Palestinian-Israeli film No Other Land has won Best Documentary Feature Film at the 2025 Academy Awards. It is the first prize won by Palestine at the Oscars.
The documentary depicts the struggles faced by Palestinian journalist Basel Adra as he attempts to protect his West Bank village Masafer Yatta from Israeli settlers.
Co-directed by Adra and Israeli journalist Yuval Abraham, the film has been shunned by studios and has been self-distributed by the film's production team in the US, despite finding distribution in 24 countries including the UK and France.
“It's such a big honour for the four of us and everybody supported us for this documentary,” Adra said on stage in his acceptance speech.
“About two months ago, I became a father. I hope my daughter will not have to live the same life I'm living now: always fearing settler violence, home demolitions and forced displacements that my community and myself are living and facing every day under the Israeli occupation.
"[This is] the harsh reality that we have been enduring for decades and still resist as we call on the world to take serious actions to stop the injustice and to stop the ethnic cleansing of Palestinian people.”
Abraham added that the film was made by both Palestinian and Israelis “because together, our voices are stronger”.
Abraham also called for the end of “the atrocious destruction of Gaza and its people" and said the Israeli hostages "brutally taken in the crime of October 7 must be freed”.
Abraham added: “When I look at Basel, I see my brother, but we are unequal. We live in a regime where I am free under civilian law and Basel is under military laws that destroy his life and he cannot control.
“There is a different path – a political solution without ethnic supremacy, with national rights for both of our people. And I have to say, as I am here, the foreign policy in this country is helping to block this path. Why can't you see that we are intertwined, that my people can be truly safe if Basel's people are truly free and safe? There is another way.”
The filmmakers also supported Palestine on the Oscars red carpet earlier in the evening.
The film has received numerous accolades since its premiere at the Berlin International Film Festival last year, including prizes from the Gotham Awards, International Documentary Association and Los Angeles Film Critics Association Awards.
Three million Palestinians and about 500,000 Israeli Jews call the occupied West Bank home. According to Israeli non-profit group Peace Now, more than 50 square kilometres of the territory was annexed in 2024 – more than in any previous calendar year.
Controversy erupted in February after Abraham, while receiving the top documentary prize at the Berlin International Film Festival, criticised Israel's attacks on Gaza and branded his country's actions in the West Bank “apartheid”.
The speech sparked an outcry in German media, with politicians accusing him of being anti-Semitic. Israeli media also aired a small segment and labelled it as anti-Semitism. Abraham later said he was unable to return home as a result, with threats made to him and his family.
“A right-wing Israeli mob came to my family’s home yesterday to search for me, threatening close family members who fled to another town in the middle of the night,” he posted on social media at the time.
“I am still getting death threats and had to cancel my flight home.
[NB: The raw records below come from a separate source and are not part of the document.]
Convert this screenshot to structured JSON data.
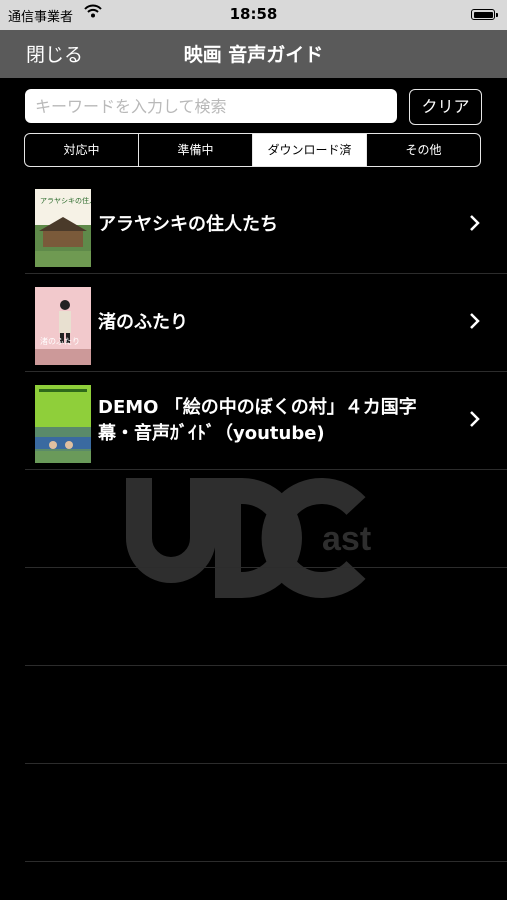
{
  "status": {
    "carrier": "通信事業者",
    "time": "18:58"
  },
  "nav": {
    "close": "閉じる",
    "title": "映画 音声ガイド"
  },
  "search": {
    "placeholder": "キーワードを入力して検索",
    "value": "",
    "clear": "クリア"
  },
  "segments": [
    {
      "label": "対応中",
      "selected": false
    },
    {
      "label": "準備中",
      "selected": false
    },
    {
      "label": "ダウンロード済",
      "selected": true
    },
    {
      "label": "その他",
      "selected": false
    }
  ],
  "items": [
    {
      "title": "アラヤシキの住人たち",
      "poster_text": "アラヤシキの住人たち"
    },
    {
      "title": "渚のふたり",
      "poster_text": "渚のふたり"
    },
    {
      "title": "DEMO 「絵の中のぼくの村」４カ国字幕・音声ｶﾞｲﾄﾞ（youtube)"
    }
  ],
  "watermark": {
    "main": "UDC",
    "sub": "ast"
  },
  "colors": {
    "navbar": "#5a5a5a",
    "statusbar": "#d9d9d9",
    "background": "#000000"
  }
}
This happened after Israeli media and German politicians absurdly labelled my Berlinale award speech – where I called for equality between Israelis and Palestinians, a ceasefire and an end to apartheid – as 'anti-Semitic'.”
No Other Land was the only film by an Arab filmmaker to be nominated for this year's Academy Awards. From Ground Zero, a collection of 32 short films from Gazan filmmakers, was shortlisted in the Best International Feature Film category but failed to achieve nomination.
Hollywoodgate from Egyptian director Ibrahim Nash'at, also shortlisted in the documentary category, was not nominated, nor was An Orange from Jaffa from Gaza-born filmmaker Mohammed Almughanni, shortlisted in the Best Live Action Short Film category.
In the Shadow of the Cypress from Iranian filmmakers Hossein Molayemi and Shirin Sohani was nominated in the Best Animated Short Film category.
Adra told Variety in January that an Oscar nomination would increase awareness of the documentary. “I really advise everybody in the US who has heard about No Other Land to watch it. It’s important for people to watch it so they can understand what’s going on.
“And we hope people … don’t just watch it to feel sad or sorry for us, but to join our struggle and our movement and take action. Especially in the US which, as a country, is a main player in what’s going on. Americans have a responsibility, I believe, and I hope that they watch it and move in the right direction and take any action they can in order to help us change.”